Léon Collin est mort en 1970. Il a subi la boue des tranchées ; il a vécu la défaite de 1940 et l’occupation ; il a navigué sur toutes les mers du globe et a vu la presque totalité de cet empire français où le soleil ne se couchait jamais. Il a 27 ans lorsqu’il débarque en Guyane en 1907. Il s’occupe du transport sur le vapeur le Loire des condamnés aux travaux forcés. Chargé de mission pour les services épidémiologiques, il passe ensuite trois ans en Nouvelle Calédonie de 1910 à 1912. Rien pourtant ne prédisposait ce jeune médecin de l’armée coloniale, homme de son temps, un brin réactionnaire mais profondément humaniste, à affronter l’horreur du bagne. Qui aurait pu deviner que ce fils de négociant en vin bourguignon serait marqué à vie par son expérience ? Les éditions Libertalia ont eu la bonne, la très bonne idée de publier ses carnets de notes.

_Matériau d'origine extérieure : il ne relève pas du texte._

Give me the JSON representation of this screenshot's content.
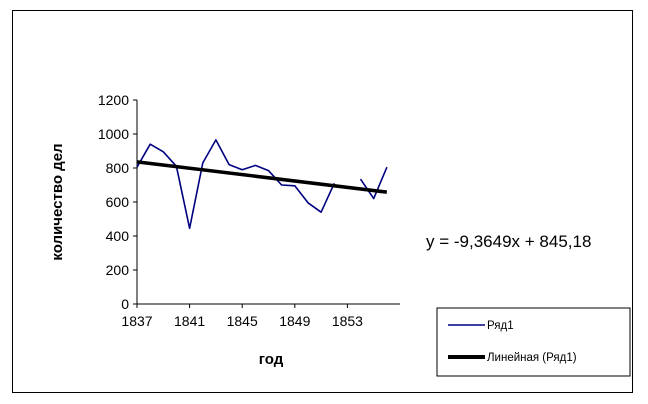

Quelques extraits seulement des notes du Dr Léon Collin ont paru dans la presse française de la Belle Epoque et de l’Entre-deux-guerres. Les deux cahiers relatant son expérience dormaient dans le grenier de la maison familiale. Ils ont été redécouverts par Philippe, son petit-fils. Au même titre que l’inestimable ouvrage du docteur Louis Rousseau, Un médecin au bagne, ils constituent un document historique fondamental - et totalement inédit - sur les prisons à ciel ouvert de la France coloniale, et sur ces criminels que la métropole a cherché à éloigner. C’est alors à une condamnation a fortiori d’un système éliminatoire et totalitaire que se livre le médecin dans ses papiers et dans ses 146 clichés. Un carnet, un appareil photographique, ce n’était pourtant au départ que de simples souvenirs de voyage. Au mieux, on pourrait croire à un bien surprenant guide de voyage. Mais la plume et l’image vous font progressivement glisser dans une réalité pénible à dire, à voir et à sentir. De la Guyane à la Nouvelle Calédonie, le bagne c’est la mort, la souffrance et l’échec de toute une politique répressive. L’horreur est carcéral et, comme l’écrit Alexandre Jacob à l’écrivain Georges Arnaud en 1954 : les pratiques pénitentiaires françaises correspondent plutôt à une vieille barbarie qu’à une civilisation. Bien avant Albert Londres, et surtout à une époque où l’Administration Pénitentiaire règne en maître sur ces terres ultramarines, Léon Collin montre « la vie » et la mort des hommes punis. Des hommes … et des bagnes, une incroyable galerie de portraits, des célébrités (Manda, Ullmo, Soleilland, etc.), une foule d’anonymes aussi. Des espaces exotiques à couper le souffle. Mais, comme l’a écrit l’avocate Mireille Maroger en 1937 : « De ce paradis, les hommes ont fait un enfer ». De la création officielle du bagne en 1854 au dernier envoi de condamnés en 1938, ils furent plus de 100 000 à venir s’échouer sur ces terres de Grande Punition.
Parce qu’il s’agit d’un document à caractère exceptionnel, Libertalia a choisi d’en faire un « beau livre » restituant le caractère initial des carnets : couverture en toile du Marais, marquage couleur, signet, coutures, et papier Munken Lynx. A lire de toute urgence, sans modération … et sans avis médical.